The piston coating people called today to say they e-billed me a week ago and wondered if I planned to pay.....hmmm...no email but I do very much want the piston back. Billing person was gone for the day when I got the message and called back so I'll take care of it Monday I guess.
I haven't really worked on the CAN stuff for the steering. I played a little and I only see 1 message coming from the dongle thingy. I think I can set up the reading software to transmit so I can try a few things on the laptop before trying to code anything into the ECU.
I've decided to have a go at a push to start setup. The inexpensive setups on amazon appear to be not very useful....I can't be sure because there are no description of function for most of them but I decided to not bother figuring even if it actually is what I wanted I'm not sure I trust it to not leave me stranded. Probably the nicest option is to just put a latching on/off push button where the key was and let the ECU handle the starter.....and I may still do that at some point but I'm feeling KISS is the answer so I'll leave the ECU out of it for now.
I ordered a momentary push switch, 2 actually because the one I like I'm not certain is a momentary switch so I ordered a back-up that for sure is.


Then I ordered a 12v push button self-locking relay. This will go to ignition. push the button, ignition on, push again ignition off.

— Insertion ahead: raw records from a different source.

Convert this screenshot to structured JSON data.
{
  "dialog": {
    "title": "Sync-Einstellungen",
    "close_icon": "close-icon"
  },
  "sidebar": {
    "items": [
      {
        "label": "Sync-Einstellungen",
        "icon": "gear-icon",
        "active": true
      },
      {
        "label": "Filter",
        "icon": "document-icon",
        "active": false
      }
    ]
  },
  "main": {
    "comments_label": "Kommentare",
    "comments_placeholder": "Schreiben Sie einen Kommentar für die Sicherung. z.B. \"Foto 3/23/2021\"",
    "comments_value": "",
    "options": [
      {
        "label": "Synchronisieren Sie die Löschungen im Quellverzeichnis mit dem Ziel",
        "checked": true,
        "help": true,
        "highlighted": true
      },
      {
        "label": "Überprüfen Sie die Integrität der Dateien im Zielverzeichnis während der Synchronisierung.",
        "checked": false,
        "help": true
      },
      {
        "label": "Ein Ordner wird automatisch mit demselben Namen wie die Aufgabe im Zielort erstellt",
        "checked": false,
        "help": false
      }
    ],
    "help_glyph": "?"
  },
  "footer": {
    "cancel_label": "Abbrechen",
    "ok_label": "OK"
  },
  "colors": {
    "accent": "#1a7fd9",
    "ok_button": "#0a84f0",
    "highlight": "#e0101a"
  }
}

For the starter I orders dual standard 12V relays. One will be triggered by the brake pedal, 1 by the dash button.

so, $53 (but $10 back if I return whichever switch I don't use so $43) and if I've thought this through correctly it will function like this:
push = ignition on, push again = ignition off, no brake no start just ignition on/off
push and hold the brake + push and hold the button = ignition on and starter cranking, release brake or button starter stops but ignition remains on.
So not TRULY push to start because you need to hold the button for the starter but mostly. I'm a little concerned about turning off....I usually pull in, hold brake and clutch, engine off and that would cause the started to try to engage for as long as the button is held. I might add a timer, pretty sure I have one up stair on the shelf or learn to set the parking brake so I can release the brake pedal :lol:
it also leaves me with no actual key or locking anything preventing theft so that is something
Totally unrelated there the rear window defrosted switch had been broken I think since I've owned the car. I found a used one for $250 and did not buy it, which is why I never fixed it. My 1st car was a very sad 1966 austin healey 3000mk3 (which is where my user name mke - mark E kind of like 3 comes from and I thought it funny the same way I chuckle every time I initial anything "me") and I would swear the overdrive switch looks like the ferrari switched so I bought 1 on ebay for $20, the lever is wrong so I'm betting the $20 I can pull it off and slip on the ferrari lever and once again have a working switch sitting in the console designed for no useful purpose but perhaps if I think really hard I can come up with something.